Cocina ecológica

POR ALFREDO MAÚL, G-22

¿Qué representa una Cocina Ecológica?

Los alimentos que se preparan allí, los utensilios con los que los preparamos, los ingredientes o quizá los electrodomésticos y la vajilla.

En realidad son todos los anteriores y más. Tener una cocina ecológica representa sin duda practicar el consumo responsable. De donde provienen los ingredientes, si separamos nuestros desechos orgánicos de los desechos sólidos y si usamos jabones biodegradables. Son literalmente muchas cosas las que podemos hacer para reducir el impacto ambiental de nuestras cocinas, curiosamente, el lugar donde se produce la mayor cantidad de desechos y se consume la mayor cantidad de energía en nuestras casas y apartamentos.

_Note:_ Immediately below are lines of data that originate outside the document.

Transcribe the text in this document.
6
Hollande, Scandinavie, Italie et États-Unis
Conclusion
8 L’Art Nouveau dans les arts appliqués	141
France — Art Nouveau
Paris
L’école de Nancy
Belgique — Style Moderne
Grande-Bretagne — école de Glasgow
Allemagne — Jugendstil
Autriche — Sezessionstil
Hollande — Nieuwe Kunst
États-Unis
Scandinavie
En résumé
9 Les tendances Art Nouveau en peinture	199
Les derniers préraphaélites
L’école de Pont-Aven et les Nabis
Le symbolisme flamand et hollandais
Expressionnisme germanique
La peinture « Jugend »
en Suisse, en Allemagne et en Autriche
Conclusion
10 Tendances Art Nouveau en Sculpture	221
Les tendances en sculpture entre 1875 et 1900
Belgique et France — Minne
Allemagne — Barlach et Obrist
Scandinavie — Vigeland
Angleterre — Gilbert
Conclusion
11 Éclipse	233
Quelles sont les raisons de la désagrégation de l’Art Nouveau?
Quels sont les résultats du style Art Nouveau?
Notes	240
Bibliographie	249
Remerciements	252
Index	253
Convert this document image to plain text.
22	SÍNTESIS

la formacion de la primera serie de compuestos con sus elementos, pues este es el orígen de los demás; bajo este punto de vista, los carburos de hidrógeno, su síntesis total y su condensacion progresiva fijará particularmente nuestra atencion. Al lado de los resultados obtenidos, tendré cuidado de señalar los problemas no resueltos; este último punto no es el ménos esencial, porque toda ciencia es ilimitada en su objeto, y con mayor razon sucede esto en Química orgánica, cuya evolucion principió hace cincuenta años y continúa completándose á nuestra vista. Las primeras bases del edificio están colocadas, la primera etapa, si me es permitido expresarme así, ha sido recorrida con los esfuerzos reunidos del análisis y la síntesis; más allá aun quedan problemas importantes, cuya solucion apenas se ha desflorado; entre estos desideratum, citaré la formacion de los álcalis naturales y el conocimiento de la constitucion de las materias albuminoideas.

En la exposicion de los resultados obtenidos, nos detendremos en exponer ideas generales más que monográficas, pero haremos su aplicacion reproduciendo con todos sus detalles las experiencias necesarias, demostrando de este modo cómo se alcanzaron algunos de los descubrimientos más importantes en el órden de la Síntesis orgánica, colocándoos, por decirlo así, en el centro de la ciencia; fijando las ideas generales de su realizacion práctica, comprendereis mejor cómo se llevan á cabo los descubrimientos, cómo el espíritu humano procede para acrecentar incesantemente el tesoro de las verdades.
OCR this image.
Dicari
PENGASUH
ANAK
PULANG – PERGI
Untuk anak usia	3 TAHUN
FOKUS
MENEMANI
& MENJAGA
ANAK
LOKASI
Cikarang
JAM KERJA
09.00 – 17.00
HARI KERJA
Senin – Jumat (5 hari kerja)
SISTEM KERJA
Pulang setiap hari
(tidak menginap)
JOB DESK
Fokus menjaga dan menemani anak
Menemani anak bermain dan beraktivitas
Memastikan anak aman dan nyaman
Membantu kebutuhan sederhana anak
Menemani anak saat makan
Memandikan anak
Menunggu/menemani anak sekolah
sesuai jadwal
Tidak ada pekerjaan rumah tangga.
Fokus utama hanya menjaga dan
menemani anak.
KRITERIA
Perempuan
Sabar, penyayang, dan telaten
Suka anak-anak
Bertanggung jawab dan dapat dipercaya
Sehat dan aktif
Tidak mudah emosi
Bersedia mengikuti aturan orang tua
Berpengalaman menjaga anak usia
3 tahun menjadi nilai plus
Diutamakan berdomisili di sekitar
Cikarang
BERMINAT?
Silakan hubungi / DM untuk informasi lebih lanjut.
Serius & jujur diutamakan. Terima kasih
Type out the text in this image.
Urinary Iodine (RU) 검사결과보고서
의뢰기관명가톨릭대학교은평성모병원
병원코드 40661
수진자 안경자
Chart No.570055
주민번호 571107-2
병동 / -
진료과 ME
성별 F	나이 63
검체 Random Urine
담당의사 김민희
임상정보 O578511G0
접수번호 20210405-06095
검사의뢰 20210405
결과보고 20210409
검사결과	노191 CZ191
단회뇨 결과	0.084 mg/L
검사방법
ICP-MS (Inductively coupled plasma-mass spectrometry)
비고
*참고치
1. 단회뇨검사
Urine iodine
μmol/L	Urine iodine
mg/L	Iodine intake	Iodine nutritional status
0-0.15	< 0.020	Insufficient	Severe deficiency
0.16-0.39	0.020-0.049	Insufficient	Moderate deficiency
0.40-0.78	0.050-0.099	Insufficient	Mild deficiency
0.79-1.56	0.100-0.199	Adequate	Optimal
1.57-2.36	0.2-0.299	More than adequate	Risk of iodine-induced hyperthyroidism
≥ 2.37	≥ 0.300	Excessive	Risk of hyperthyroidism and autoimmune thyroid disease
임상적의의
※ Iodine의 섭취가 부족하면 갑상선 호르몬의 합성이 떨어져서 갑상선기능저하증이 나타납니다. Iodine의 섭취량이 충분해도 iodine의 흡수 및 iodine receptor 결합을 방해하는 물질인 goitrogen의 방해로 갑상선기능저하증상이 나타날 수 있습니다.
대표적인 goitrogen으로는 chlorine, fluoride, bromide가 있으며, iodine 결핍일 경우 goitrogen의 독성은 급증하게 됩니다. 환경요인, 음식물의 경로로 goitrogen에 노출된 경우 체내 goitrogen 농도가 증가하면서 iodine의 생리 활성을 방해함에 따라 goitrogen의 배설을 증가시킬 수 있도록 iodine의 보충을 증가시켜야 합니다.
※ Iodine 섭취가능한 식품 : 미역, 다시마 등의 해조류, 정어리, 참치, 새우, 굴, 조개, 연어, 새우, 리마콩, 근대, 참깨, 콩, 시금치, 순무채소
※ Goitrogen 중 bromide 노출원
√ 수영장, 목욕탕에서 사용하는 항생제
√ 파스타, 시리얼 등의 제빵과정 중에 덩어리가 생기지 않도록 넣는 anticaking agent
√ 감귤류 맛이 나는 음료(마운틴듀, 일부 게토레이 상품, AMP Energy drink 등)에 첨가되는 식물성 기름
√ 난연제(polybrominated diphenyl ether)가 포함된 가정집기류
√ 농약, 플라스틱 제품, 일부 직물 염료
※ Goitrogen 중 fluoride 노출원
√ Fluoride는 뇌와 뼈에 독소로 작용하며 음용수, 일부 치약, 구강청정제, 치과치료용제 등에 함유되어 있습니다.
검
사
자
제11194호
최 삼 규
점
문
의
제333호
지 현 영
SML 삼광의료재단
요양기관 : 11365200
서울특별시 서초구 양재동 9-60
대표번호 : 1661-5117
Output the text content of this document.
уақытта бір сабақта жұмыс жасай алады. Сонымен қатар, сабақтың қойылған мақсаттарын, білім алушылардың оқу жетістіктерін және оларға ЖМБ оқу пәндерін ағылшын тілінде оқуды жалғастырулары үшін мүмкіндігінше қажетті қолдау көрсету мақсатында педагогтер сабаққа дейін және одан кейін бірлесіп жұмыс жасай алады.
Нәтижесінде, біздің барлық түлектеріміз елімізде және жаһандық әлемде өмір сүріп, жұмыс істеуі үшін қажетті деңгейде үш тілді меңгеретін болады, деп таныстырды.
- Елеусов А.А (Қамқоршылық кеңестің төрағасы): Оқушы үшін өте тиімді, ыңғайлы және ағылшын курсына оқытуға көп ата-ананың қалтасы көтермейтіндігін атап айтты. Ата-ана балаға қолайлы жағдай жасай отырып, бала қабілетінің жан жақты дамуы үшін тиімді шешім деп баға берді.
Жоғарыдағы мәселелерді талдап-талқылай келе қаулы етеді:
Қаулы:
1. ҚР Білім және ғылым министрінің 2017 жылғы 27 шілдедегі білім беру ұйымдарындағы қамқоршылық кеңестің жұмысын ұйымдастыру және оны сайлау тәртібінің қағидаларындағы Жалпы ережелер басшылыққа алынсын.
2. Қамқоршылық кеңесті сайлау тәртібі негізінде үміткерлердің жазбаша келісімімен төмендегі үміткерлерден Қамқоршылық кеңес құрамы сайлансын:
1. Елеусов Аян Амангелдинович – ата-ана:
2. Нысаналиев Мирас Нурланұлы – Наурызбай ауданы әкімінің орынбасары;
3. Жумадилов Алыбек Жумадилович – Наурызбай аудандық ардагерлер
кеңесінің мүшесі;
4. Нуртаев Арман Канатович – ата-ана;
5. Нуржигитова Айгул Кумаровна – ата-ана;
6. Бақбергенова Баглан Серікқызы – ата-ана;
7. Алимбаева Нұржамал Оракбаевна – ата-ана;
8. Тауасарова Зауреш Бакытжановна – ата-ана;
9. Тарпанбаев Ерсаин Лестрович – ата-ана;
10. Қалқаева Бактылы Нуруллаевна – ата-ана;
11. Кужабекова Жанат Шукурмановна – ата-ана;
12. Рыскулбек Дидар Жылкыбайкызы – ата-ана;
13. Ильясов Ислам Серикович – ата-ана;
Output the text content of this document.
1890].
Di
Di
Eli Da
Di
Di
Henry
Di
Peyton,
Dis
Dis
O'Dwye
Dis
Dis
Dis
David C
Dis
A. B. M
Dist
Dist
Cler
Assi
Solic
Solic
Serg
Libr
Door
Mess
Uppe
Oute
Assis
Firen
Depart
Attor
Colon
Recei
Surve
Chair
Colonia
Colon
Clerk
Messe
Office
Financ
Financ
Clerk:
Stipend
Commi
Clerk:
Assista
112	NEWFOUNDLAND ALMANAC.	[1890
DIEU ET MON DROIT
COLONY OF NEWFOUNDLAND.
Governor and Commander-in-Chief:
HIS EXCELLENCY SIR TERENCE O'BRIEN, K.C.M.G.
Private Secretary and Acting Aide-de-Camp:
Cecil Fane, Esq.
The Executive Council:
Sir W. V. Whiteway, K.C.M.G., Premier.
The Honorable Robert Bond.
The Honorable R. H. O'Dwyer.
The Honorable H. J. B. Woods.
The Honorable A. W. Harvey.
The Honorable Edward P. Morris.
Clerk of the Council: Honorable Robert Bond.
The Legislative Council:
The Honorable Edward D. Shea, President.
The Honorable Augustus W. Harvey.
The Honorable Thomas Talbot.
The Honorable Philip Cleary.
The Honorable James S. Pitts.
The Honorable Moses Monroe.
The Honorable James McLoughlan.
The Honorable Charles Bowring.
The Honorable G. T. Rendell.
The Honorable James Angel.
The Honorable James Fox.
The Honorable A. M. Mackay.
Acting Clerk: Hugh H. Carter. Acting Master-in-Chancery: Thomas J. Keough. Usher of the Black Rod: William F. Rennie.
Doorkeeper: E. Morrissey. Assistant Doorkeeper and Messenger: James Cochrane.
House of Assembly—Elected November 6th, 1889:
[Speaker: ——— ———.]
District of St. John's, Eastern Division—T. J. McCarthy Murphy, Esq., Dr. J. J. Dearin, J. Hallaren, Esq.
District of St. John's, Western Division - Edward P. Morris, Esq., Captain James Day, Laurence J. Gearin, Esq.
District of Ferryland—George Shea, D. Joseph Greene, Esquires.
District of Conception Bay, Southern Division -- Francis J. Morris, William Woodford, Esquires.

Así que este espacio que en las últimas décadas se ha convertido en el lugar donde la familia se congrega, donde también llegan nuestros invitados es el mejor lugar para compartir ideas de ahorro y responsabilidad ambiental. Qué tal si en lugar de usar paletas de silicón usamos paletas de madera producidas en nuestro país. O si filtramos el agua con un Ecofiltro en lugar de con otro método que usa más energía. La idea claro está, debiesen estos métodos ayudarnos a ahorrar energía y recursos económicos. De tal forma que una Cocina Ecológica también debiese de ser una Cocina Económica.

Si lo viéramos en un contexto rural en Guatemala. Una cocina ecológica debiese de tener una estufa mejorada que ayudara a consumir menos leña y producir menos gases de efecto invernadero que un fogón abierto. Al final del mes esta estufa dejaría de usar leña que representa tiempo y dinero para la familia que la usa, por consecuencia habría ahorros tangibles que pueden sumar en un ciclo anual.

Por último, una cocina ecológica debiese siempre de tener el ingrediente primordial, el Amor. Los alimentos que se preparan con dedicación y contemplación garantizan el bienestar sobre los que no. Tomar un café recién molido en una prensa francesa en lugar de un café instantáneo no se puede comparar. Las cosas buenas se construyen con la paciencia y la atención a los detalles. No con la velocidad de nuestros tiempos. Ver a nuestras cocinas como esos espacios que nutren pero que también se preocupan por los insumos que entran y por los desechos que salen. Las cocinas ecológicas eran las de nuestras abuelas, regresemos de vez en cuando a no solo replicar sus recetas sino también a replicar su sensatez de vivir.